While present, genotype-by-environment interactions did not appear to affect model performance for dry matter content and average tuber volume. This coincides with relatively consistent heritabilities between trial locations and the small ${\sigma }_{gxt}^2$ variance components for both traits. Several studies in diploid [37] and tetraploid [29,31,33,55] potato also corroborate the high stability of dry matter content. Examining total yield and tuber number, prediction accuracy appears fairly stable across target environments, but prediction errors were highly dependent on the target environment (Figure 3). This was especially apparent between the Heelsum and Est 2019 trials, where the difference in median scaled RMSE was over 25% and 12%, respectively. Considering the significant differences in heritabilities between trial locations (Table 2), this could negatively impact prediction accuracy if the genotype-by-environment structure does not reflect this. Similar to what has been reported in tetraploid potato [29,33,55], the total yield is highly influenced by genotype-by-environment interactions and difficult to structure. For future work in genotype-by-environment interactions, designing trials around known abiotic stresses in potato would allow for more meaningful decomposition of these effects. Doing so in climates which target relevant conditions for the world’s potato growers is also important in a GP context for the prediction of hybrid adaptability.
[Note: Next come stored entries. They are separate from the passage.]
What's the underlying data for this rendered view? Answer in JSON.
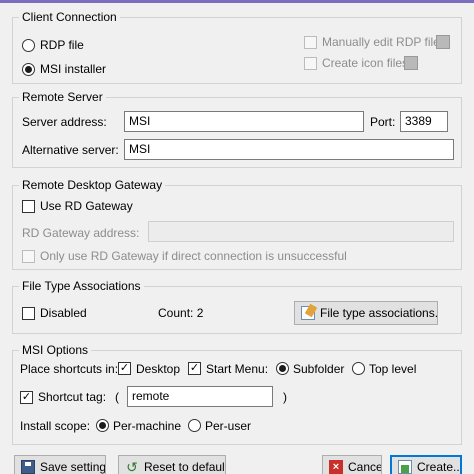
{
  "client_connection": {
    "legend": "Client Connection",
    "rdp_file": "RDP file",
    "msi_installer": "MSI installer",
    "selected": "msi_installer",
    "manually_edit": "Manually edit RDP file",
    "create_icon_files": "Create icon files"
  },
  "remote_server": {
    "legend": "Remote Server",
    "server_address_label": "Server address:",
    "server_address": "MSI",
    "port_label": "Port:",
    "port": "3389",
    "alternative_label": "Alternative server:",
    "alternative": "MSI"
  },
  "gateway": {
    "legend": "Remote Desktop Gateway",
    "use_rd_gateway": "Use RD Gateway",
    "address_label": "RD Gateway address:",
    "address": "",
    "only_use": "Only use RD Gateway if direct connection is unsuccessful"
  },
  "file_types": {
    "legend": "File Type Associations",
    "disabled": "Disabled",
    "count": "Count: 2",
    "button": "File type associations..."
  },
  "msi_options": {
    "legend": "MSI Options",
    "place_shortcuts": "Place shortcuts in:",
    "desktop": "Desktop",
    "start_menu": "Start Menu:",
    "subfolder": "Subfolder",
    "top_level": "Top level",
    "shortcut_tag": "Shortcut tag:",
    "paren_open": "(",
    "tag_value": "remote",
    "paren_close": ")",
    "install_scope": "Install scope:",
    "per_machine": "Per-machine",
    "per_user": "Per-user"
  },
  "buttons": {
    "save": "Save settings",
    "reset": "Reset to default",
    "cancel": "Cancel",
    "create": "Create..."
  },
  "colors": {
    "accent": "#0078d7",
    "title_bar": "#7a6fbf"
  }
}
4.4. Genomic Prediction for Breeders

These results have some implications for potato breeders. First, this study gives ample evidence that stable additive genetic effects are not only able to be estimated for potato inbred lines, but can also be leveraged for the prediction of a parent’s breeding value in a dedicated cross. In particular, these results show the potential of genomic prediction in both a test cross and novel crossing set context through the use of the 1EP and 0EP test sets, respectively. Based upon these results, confident predictions can be offered in both contexts for all phenotypes studied here with the exception of total tuber number, which exhibited depressed model accuracy, making it too unreliable in a novel crossing set for breeders. The GCA variance being the largest genetic effect among all traits is also worth reiterating as it directs breeders towards prioritizing additive variance among multiple tuber traits. This directly touches upon a breeding program’s structure and how it exploits additive variation during population improvement among highly heritable traits.

5. Conclusions

In this study, we have laid the groundwork for genomic prediction in hybrid potato with simple genetic models and no training set optimization. We demonstrate the GEBVs estimated from an additive model (our GCA model) suffices in predicting hybrid potato performance in dry matter content, average tuber volume, and total yield. The effect of genotype-by-environment interactions is mostly relevant for yield components such as tuber number and total yield, while dry matter content and average tuber volume were remarkably stable among target environments for genomic prediction. Principally, these results show for the first time that genomic prediction can be leveraged for inbred and hybrid selection in diploid hybrid potato. The adoption of predictive breeding in diploid potato is invaluable for the continued genetic progress of this new hybrid crop.